Importantly, incorporation of B. bassiana into polymer matrices did not impair fungal infectivity. Both COS- and HEC-based formulations retained high levels of biological activity, supporting the feasibility of matrix-assisted delivery systems. Similar findings have been reported in formulation studies demonstrating that encapsulation or polymer-based carriers can preserve microbial viability while improving handling and application properties [27]. Nevertheless, under the short-term laboratory conditions applied here, none of the formulations exceeded the efficacy of the unformulated suspension. This indicates that, in such conditions, mortality is primarily driven by fungal virulence rather than formulation effects, a pattern also observed in other microbial pesticide studies [28].

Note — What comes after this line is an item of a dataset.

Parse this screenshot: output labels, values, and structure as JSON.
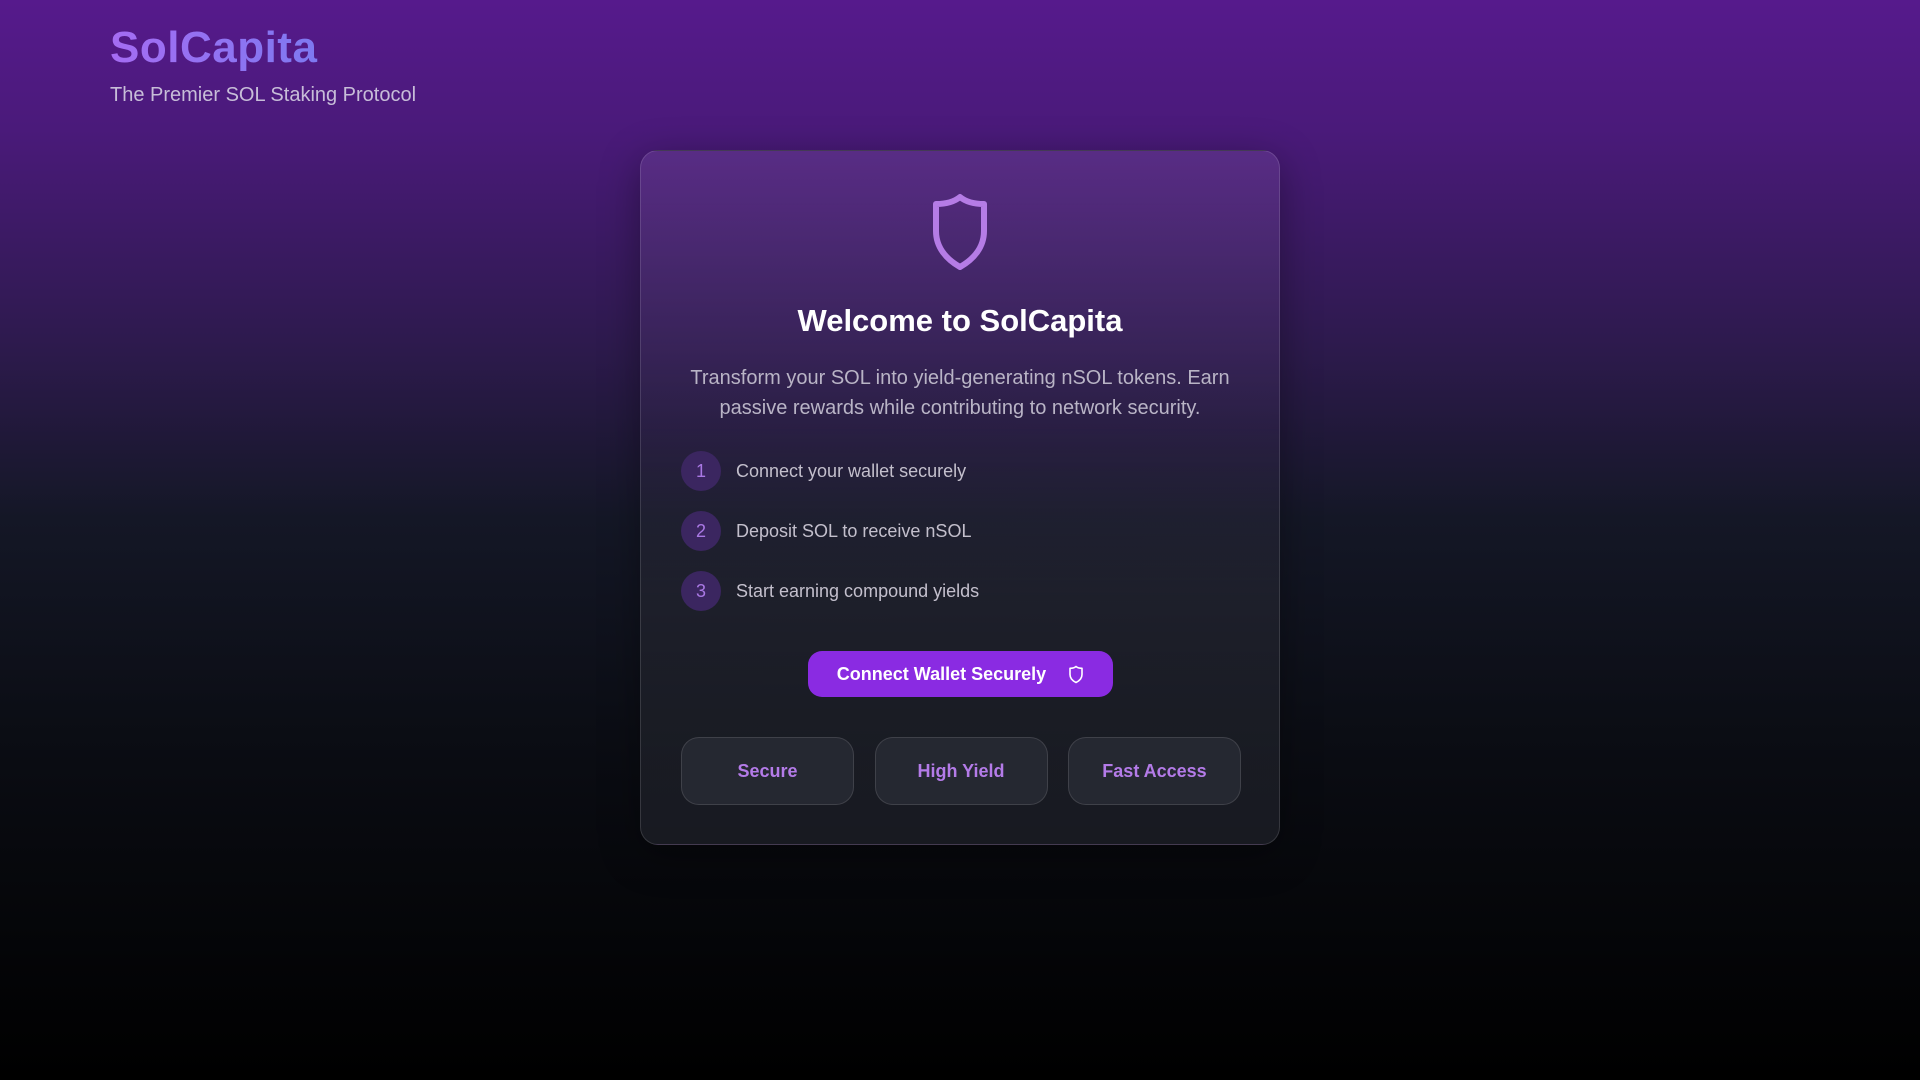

Among the tested systems, COS-based formulations generally showed performance closer to that of the unformulated fungus than HEC-based systems. This may be related to physicochemical properties such as film-forming capacity or adhesion to leaf surfaces, which could influence conidial distribution and retention. However, these mechanisms were not directly measured and should be considered as hypotheses for future investigation. A key limitation of this study is that it was conducted under controlled laboratory conditions over a short observation period. Environmental stress factors such as UV radiation, rainfall, and fluctuating temperature were not included, although they are known to affect fungal persistence and efficacy. Consequently, the practical advantages of polymer-based formulations, such as improved protection and retention, ay become more evident under greenhouse or field conditions. Future work should therefore focus on field validation, storage stability, persistence on plant surfaces, and interactions with environmental factors. Such studies will be essential to fully assess the formulation potential of these systems.

5. Conclusions

The present study demonstrates that Beauveria bassiana strain 730 is a promising biological control candidate against early developmental stages of Aleyrodes proletella under laboratory conditions. The fungus induced substantial mortality in both eggs and nymphs within three days after treatment and performed comparably to the commercial reference product Naturalis^®. Incorporation of fungal conidia into biodegradable polymer matrices based on chitooligosaccharide (COS) and 2-hydroxyethyl cellulose (HEC) did not impair fungal activity. Several formulated variants maintained efficacy levels close to that of the unformulated suspension, indicating that these materials are suitable carrier systems for fungal propagules. Among the tested matrices, COS-based formulations showed the most favorable overall performance. Polymer-only treatments produced moderate effects, suggesting that their primary role is supportive rather than directly insecticidal. The results highlight that fungal virulence is the principal determinant of mortality, whereas formulation strategy influences delivery and application performance. Further research is required to evaluate storage stability, environmental persistence, and field efficacy in order to support the practical implementation of these formulations within integrated pest management programs.